THIRTY years ago, the world was in awe at man's first landing on the moon.

But just nine weeks later, it was the 17-minute flight of a light aircraft and its touchdown in town that was acclaimed as more momentous for Burnley.

For though it, too, was hailed as a first - of a plane putting down in the borough - it was seen as the start of something much bigger . . . Burnley getting its own "airport."

This was the long-standing dream of one of the aircraft's passengers, 69-year-old Alderman Joseph Herbert.

For years, he had banged on about Burnley needing an airstrip to lure business and airborne executives to the town. He had also backed idea of a municipal heliport and even got a site for one set aside at The Ridge.
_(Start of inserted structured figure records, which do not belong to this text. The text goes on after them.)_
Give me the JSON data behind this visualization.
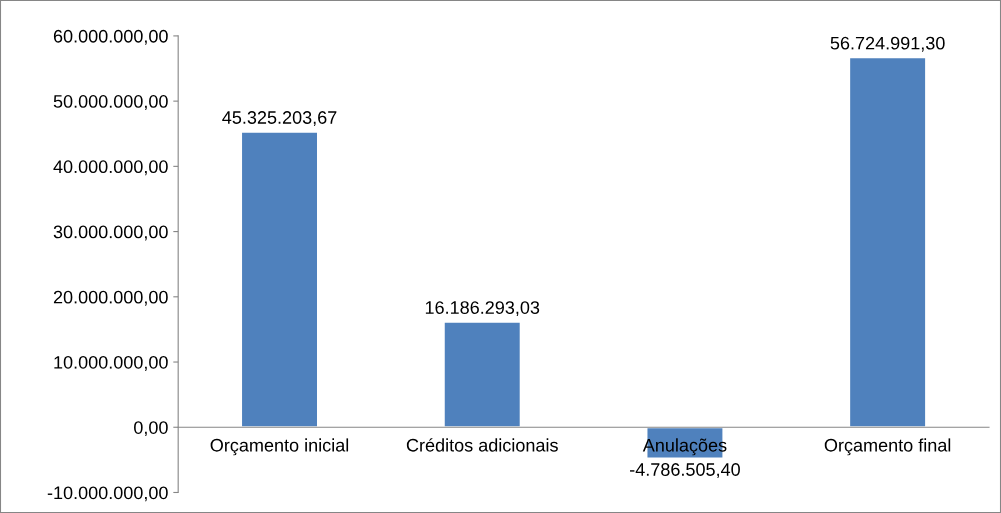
{
  "chart_data": {
    "type": "bar",
    "categories": [
      "Orçamento inicial",
      "Créditos adicionais",
      "Anulações",
      "Orçamento final"
    ],
    "values": [
      45325203.67,
      16186293.03,
      -4786505.4,
      56724991.3
    ],
    "value_labels": [
      "45.325.203,67",
      "16.186.293,03",
      "-4.786.505,40",
      "56.724.991,30"
    ],
    "color": "#4f81bd",
    "ylim": [
      -10000000,
      60000000
    ],
    "yticks": [
      {
        "value": -10000000,
        "label": "-10.000.000,00"
      },
      {
        "value": 0,
        "label": "0,00"
      },
      {
        "value": 10000000,
        "label": "10.000.000,00"
      },
      {
        "value": 20000000,
        "label": "20.000.000,00"
      },
      {
        "value": 30000000,
        "label": "30.000.000,00"
      },
      {
        "value": 40000000,
        "label": "40.000.000,00"
      },
      {
        "value": 50000000,
        "label": "50.000.000,00"
      },
      {
        "value": 60000000,
        "label": "60.000.000,00"
      }
    ],
    "grid": false
  }
}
But first, the adventurous alderman, who in his 40 years on the council was to steer through many big changes in Burnley, needed to prove that his airstrip project could fly.

"If you are going to sell ice cream, you have to let people taste it," he declared. Alderman Herbert applied to the County Council for official permission for a plane to make a landing in Burnley and two days after getting it in September, 1969, he was aboard the pioneer flight - taking off from Squires Gate, Blackpool, and destined to descend on a field at Netherwoods Farm behind Burnley's Heasandford Estate.

At the controls of the hired plane was flying enthusiast David Pye, a foreman technician, of Burnley and also aboard was local nightclubs boss Brian Tattersall, who intended to help the alderman in the formation of a company to develop the airstrip.

"I'm sure it can be a viable operation," said Alderman Herbert. "It will be used for light aircraft and weather conditions here should be suitable for landing for a minimum of half the year."

But whether or not one landing showed the project's viability, it had certainly proved that those arriving there by air would need plenty of pluck - as pilot Pye lost count of the number of his attempts to land.

"I had to make several approaches because the wind kept us floating too long and after we touched down, it was very difficult to pull up from 80mph in the limited length of the field," he said. But the project never took off and, though it was hailed as a pioneering landing, it wasn't the first. The maiden touchdown of an aeroplane in Burnley was by early aviation ace Gustav Hamel in a Blriot monoplane at the flying display he staged at the Griffin Grounds at Rossendale Road, Rosegrove on Saturday, November 12, 1912 - which he followed up with another at the cricket field at Turf Moor the following Tuesday.